Frontline Leadership

May 17, 2017

According to Peter Drucker, a renowned leader in the development of management education, “Effective leadership is not about making speeches or being liked; leadership is defined by results, not attributes.” This notion of leadership is quite evident in the context of professionals who work in emergency services or other frontline professions. In this realm, the difference between a competent worker and a senior leader takes on a whole new meaning. So, what exactly makes an emergency services professional effective on ground? What are the qualities of a true leader?

Teamwork or Hierarchy?
It’s clear that emergency services professionals need to possess multifaceted skills and abilities in order to provide their invaluable support. Be it fire rescue, emergency medical, policing or other safety and security services, those on the frontline play a pivotal role in society, one that is often rife with extreme pressure and far-reaching consequences.

However, in an environment where teamwork under duress is the hallmark of success, do organizational dynamics and hierarchy exist? Is there really any difference between a leader and a frontline worker? If so, what competencies differentiate a leader from the others?

Chartered Psychologist, Julia Freeborn, believes that higher ranks in the emergency services are likely to differ in terms of the special skills required. For example, some involve more administrative capabilities, while others require quick thinking and action amid chaos.

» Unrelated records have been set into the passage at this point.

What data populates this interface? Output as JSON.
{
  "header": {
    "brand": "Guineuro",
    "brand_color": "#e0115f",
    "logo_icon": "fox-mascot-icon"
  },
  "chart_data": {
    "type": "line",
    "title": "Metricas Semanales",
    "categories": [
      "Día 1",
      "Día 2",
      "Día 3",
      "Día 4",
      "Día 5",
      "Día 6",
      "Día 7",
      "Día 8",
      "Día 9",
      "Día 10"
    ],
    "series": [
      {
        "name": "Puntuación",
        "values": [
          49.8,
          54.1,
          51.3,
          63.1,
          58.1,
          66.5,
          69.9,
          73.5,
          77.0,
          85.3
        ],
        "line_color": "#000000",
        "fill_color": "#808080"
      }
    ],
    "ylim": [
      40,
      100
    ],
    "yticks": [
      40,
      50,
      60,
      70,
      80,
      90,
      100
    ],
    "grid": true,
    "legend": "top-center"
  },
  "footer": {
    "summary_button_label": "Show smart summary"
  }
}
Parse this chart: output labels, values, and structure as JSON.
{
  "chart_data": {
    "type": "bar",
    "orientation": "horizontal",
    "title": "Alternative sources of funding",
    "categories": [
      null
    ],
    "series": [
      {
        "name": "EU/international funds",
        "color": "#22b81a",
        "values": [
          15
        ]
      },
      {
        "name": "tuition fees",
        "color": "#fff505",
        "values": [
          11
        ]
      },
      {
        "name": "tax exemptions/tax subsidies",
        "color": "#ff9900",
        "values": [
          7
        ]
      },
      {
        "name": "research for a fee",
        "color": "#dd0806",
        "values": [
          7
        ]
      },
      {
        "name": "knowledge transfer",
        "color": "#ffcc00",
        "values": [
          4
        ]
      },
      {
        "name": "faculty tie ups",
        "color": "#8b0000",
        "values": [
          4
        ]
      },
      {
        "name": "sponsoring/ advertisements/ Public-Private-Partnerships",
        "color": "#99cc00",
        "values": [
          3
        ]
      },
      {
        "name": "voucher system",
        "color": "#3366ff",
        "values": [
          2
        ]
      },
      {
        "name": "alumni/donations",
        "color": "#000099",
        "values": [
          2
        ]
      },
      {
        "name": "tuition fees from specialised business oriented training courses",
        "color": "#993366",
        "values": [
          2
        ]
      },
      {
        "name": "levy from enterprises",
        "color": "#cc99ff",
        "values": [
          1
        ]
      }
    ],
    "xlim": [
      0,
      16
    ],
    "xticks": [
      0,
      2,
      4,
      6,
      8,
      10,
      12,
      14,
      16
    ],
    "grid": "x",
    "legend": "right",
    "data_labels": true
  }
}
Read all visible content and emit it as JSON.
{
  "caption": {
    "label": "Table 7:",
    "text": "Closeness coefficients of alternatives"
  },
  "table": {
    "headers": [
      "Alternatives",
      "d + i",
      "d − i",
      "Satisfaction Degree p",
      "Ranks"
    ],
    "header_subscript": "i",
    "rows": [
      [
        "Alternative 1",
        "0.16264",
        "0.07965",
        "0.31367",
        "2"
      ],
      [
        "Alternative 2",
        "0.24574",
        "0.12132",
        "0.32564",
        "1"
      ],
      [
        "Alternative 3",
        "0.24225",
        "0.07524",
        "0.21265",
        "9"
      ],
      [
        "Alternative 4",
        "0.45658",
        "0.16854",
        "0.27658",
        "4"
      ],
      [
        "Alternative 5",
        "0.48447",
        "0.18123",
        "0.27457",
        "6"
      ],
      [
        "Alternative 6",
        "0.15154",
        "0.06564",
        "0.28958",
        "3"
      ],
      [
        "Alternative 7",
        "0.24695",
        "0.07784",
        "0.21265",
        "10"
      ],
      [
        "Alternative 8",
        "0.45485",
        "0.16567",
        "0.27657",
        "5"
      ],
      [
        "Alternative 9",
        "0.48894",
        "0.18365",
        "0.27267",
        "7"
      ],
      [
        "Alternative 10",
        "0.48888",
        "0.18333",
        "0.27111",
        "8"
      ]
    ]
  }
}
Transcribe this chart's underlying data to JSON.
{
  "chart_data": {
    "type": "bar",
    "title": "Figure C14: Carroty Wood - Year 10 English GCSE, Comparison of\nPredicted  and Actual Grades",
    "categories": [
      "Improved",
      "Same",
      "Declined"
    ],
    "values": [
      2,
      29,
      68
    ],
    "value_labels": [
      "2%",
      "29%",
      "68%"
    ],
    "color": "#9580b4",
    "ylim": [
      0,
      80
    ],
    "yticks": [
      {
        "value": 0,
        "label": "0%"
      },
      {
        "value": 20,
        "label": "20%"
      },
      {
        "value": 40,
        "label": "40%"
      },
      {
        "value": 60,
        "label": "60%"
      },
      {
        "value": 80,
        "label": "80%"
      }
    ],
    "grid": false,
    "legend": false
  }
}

According to Rod Smith, Superintendent Commander in the Police Force of New South Wales, Australia, “Competence is a critical aspect to any leader and must be across many fields – both technical and managerial. A good leader must have a fine balance of technical knowledge and skill, along with good people skills, emotional intelligence, and the ability to influence people to achieve an outcome.”

Smith points out that a clear rank structure is often imperative in a semi-military organization such as the police force. However, it is not the sole answer. What is far more important, from a leadership perspective, is one’s ability to influence others – to achieve a desired outcome by team work rather than dictating terms.

“Hierarchies are not normally blurred in a police force,” says Smith. “However, style of leadership may vary depending on the situation. For example, an emergency may require directional leadership where rank becomes key, and orders are given for immediate action. Leadership is very tactical in such situations. In a more strategic environment, leadership relies upon vision, communication, and the ability to influence people.” In both situations, though, the leader is highly accountable.

A leader need not have the same level of competence for specific tasks, but must have a far greater understanding of the bigger picture, as well as the competence to manage situations using all available resources. “This requires high-level people skills and strategic vision,” adds Smith.

The Makings of a Leader
In line with Smith’s viewpoints on leadership competencies, researchers believe that qualities such as flexibility, adaptability, self-confidence, and enterprise are imperative for leadership.

In addition, non-technical, or teamwork competencies are also important. These  include communication, management, and decision-making ability. Each category – technical, personal, and non-technical – warrants specific competencies.

Smith’s first-hand experience has shown that leadership quality is difficult to define, although certain traits are critical.  Importantly, it is critical for a leader to have a consistently positive attitude. “Over the years, I have seen leaders who possess different personalities and qualities, but these ones are common to all good leaders,” he says: “integrity, the courage to challenge the status quo, vision, and communication.” He notes that resilience, passion, purpose, self-discipline, and empathy are also seen as essential qualities.   

Julia Freeborn believes that the definition of a leader is a grey area, saying, “Confidence is not always a good indicator of competence; however, the projection of confidence may make it more likely that people will trust the leader.”

Different techniques for measuring leadership qualities include assessing whether a person listens to the concerns of their team, and evaluating the extent to which they share knowledge with others.

The Leadership Effect  
Leadership is the key to managing emergencies successfully. Leaders in any sphere of life, but especially in emergency management, are the glue that hold the force together to effectively battle a crisis. However, leadership is a quality and an approach more than a rank or title. It’s an attitude; and different organizations have varying methods and techniques when it comes to leadership. As John C. Maxwell aptly put it, “Leadership is not about titles, positions, or flow charts. It is about one life influencing another.”

Dr Nicola Davies is a Psychologist and writer with an interest in the psychology behind frontline work.